Ottawa announces $650M more for Indigenous needs during pandemic
“We are listening to Indigenous peoples,” says prime minister
The federal government announced today plans to spend an additional $650 million on the response to the COVID-19 pandemic in Indigenous communities—including $285 million for a rapid public health response.
The federal government said it would provide more support to Indigenous families and communities, with roughly $500 million earmarked right now for health and more than $80 million spread over five years to help build and support new shelters for Indigenous women and children.
“COVID-19 has further highlighted the unique challenges that already exist for Indigenous peoples and communities,” said Prime Minister Justin Trudeau in a news release following his daily news conference in Ottawa.
“We are listening to Indigenous peoples, and are working with them to ensure they have the support they need to get through this crisis.”
An On-Reserve Income Assistance program administered by First Nations will receive $270 million.
Most of the funding will go to First Nations, but, in the case of outbreaks of COVID-19, this money can be drawn upon to provide “surge capacity” and additional support for community-based services in Inuit, First Nations and Métis communities.
This would pay for additional help in communities not equipped to handle a COVID-19 outbreak, so they can hire nurses and obtain specialized supplies, said Marc Miller, minister of Indigenous services, in an update on the announcement.
Some $44.8 million over five years will also help build 12 new shelters to protect and support Indigenous women and girls experiencing and fleeing violence.
This money will help pay for two shelters in the territories, to support Indigenous women and children.
“No one should have to stay in a place where they are unsafe.
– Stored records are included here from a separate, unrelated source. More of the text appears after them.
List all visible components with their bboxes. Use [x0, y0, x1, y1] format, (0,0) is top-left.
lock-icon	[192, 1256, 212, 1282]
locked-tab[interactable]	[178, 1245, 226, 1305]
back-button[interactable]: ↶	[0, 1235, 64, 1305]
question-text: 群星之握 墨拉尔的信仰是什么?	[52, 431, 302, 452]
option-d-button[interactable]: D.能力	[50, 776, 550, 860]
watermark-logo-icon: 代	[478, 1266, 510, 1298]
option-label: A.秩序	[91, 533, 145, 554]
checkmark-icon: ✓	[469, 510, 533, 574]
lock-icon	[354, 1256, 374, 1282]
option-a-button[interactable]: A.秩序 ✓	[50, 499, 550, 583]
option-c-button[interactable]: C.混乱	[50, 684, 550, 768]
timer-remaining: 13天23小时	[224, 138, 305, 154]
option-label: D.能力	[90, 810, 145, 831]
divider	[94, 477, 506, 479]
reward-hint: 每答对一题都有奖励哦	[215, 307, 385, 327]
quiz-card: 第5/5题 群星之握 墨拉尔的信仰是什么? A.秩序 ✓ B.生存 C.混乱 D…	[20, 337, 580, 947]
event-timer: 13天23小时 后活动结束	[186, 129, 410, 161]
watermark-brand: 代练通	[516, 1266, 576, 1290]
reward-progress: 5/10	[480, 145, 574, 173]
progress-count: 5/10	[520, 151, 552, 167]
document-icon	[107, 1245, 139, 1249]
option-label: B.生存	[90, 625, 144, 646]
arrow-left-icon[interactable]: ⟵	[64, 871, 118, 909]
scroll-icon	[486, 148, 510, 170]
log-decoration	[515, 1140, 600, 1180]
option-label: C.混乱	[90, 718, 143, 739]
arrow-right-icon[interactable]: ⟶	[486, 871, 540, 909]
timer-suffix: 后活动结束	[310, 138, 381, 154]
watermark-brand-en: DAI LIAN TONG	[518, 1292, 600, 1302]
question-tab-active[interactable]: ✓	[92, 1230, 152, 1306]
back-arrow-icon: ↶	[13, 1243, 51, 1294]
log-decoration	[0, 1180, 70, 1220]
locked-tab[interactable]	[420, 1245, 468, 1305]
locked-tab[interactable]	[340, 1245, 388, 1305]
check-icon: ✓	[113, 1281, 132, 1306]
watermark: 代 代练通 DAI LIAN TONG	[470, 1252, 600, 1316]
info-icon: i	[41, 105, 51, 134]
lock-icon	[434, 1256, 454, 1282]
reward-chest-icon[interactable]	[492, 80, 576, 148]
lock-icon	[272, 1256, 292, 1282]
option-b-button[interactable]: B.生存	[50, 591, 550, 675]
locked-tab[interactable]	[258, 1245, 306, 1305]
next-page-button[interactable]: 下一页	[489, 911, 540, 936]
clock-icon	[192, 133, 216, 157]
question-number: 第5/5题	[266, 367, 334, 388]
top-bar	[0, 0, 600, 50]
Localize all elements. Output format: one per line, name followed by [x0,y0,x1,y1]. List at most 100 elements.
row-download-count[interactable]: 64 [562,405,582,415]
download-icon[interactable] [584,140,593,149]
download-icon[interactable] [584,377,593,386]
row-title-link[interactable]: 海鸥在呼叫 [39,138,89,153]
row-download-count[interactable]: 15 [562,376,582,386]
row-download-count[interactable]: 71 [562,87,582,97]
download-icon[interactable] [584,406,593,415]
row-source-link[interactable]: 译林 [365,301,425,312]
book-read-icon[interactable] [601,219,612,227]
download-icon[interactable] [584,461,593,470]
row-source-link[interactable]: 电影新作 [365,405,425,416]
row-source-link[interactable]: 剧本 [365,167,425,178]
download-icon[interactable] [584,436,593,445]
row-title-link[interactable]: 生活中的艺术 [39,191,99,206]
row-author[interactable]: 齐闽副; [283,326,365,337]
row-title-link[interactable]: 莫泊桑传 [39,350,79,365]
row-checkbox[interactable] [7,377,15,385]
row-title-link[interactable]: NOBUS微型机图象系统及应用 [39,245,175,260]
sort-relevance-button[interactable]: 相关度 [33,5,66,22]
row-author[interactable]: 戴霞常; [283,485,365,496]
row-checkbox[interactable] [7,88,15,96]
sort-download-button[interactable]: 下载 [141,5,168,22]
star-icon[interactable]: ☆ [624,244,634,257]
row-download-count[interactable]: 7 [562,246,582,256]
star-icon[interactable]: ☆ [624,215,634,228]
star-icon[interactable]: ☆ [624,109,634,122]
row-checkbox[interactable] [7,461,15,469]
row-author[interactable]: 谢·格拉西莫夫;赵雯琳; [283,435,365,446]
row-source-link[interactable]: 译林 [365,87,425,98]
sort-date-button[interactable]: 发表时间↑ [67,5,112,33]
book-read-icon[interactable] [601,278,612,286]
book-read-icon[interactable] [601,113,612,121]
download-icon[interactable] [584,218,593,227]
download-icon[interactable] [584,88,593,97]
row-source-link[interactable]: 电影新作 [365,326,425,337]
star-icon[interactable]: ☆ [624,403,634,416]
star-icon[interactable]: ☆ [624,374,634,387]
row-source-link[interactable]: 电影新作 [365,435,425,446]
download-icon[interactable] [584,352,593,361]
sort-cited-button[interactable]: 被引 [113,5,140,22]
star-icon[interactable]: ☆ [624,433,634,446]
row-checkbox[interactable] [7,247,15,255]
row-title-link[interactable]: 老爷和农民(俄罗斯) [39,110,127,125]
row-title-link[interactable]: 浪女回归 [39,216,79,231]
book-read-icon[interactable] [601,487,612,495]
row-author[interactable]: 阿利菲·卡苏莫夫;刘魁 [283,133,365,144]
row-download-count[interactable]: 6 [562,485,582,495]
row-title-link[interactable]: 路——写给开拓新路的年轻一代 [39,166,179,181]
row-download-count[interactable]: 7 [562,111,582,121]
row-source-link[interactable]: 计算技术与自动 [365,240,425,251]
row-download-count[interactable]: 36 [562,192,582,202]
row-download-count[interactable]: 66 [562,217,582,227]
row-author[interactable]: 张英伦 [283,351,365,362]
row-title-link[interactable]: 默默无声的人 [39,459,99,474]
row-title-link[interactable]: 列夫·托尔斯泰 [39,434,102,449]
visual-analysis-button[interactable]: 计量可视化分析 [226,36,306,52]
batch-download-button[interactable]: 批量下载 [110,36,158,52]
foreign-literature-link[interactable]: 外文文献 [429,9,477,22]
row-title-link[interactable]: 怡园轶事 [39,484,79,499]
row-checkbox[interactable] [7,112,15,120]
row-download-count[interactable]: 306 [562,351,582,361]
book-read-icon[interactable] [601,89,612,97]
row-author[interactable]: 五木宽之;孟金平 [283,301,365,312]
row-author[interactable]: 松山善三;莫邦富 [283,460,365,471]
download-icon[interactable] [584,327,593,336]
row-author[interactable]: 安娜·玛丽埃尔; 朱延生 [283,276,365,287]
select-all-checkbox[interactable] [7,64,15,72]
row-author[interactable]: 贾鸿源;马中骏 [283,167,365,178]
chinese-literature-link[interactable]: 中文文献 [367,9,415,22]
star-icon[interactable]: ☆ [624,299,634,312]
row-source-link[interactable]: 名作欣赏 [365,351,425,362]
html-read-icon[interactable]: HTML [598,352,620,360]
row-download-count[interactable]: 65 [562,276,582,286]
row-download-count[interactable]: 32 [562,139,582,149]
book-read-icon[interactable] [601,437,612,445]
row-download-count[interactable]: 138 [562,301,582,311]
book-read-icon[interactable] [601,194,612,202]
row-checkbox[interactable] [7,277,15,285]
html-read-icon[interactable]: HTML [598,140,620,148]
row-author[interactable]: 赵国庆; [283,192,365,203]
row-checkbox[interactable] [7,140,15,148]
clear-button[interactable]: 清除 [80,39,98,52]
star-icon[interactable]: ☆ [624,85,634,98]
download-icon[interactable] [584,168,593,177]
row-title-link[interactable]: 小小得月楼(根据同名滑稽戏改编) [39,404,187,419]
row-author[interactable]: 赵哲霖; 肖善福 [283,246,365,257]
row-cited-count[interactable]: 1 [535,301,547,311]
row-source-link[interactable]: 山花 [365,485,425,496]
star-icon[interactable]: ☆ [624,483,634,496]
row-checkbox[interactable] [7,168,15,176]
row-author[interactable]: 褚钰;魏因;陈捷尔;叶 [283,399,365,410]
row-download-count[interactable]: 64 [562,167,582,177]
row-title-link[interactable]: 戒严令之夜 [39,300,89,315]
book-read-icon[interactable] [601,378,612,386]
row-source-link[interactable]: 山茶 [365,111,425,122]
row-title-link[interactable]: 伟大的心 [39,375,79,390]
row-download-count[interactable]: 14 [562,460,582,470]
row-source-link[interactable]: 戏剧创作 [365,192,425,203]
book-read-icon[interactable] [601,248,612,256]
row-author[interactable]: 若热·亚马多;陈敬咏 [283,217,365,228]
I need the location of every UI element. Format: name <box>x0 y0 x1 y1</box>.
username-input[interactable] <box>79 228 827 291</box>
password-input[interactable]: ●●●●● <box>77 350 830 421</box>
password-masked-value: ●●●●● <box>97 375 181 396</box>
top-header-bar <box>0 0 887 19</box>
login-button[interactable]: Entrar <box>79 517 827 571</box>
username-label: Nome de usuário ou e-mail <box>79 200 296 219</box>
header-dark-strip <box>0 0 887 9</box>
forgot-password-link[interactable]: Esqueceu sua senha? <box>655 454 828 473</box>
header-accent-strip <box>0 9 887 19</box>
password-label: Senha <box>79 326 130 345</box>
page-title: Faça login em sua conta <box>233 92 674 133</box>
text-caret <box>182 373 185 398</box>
No one should have to choose between an unsafe place and being homeless,” Trudeau said in his daily news conference.
The government will also provide $40.8 million to support operational costs for these new shelters over the first five years, and $10.2 million annually afterwards.
This money is addition to the $305-million Indigenous Community Support Fund announced in March, and the $75 million provided on May 21 for communities and organizations working with Indigenous peoples living in urban areas and off reserve.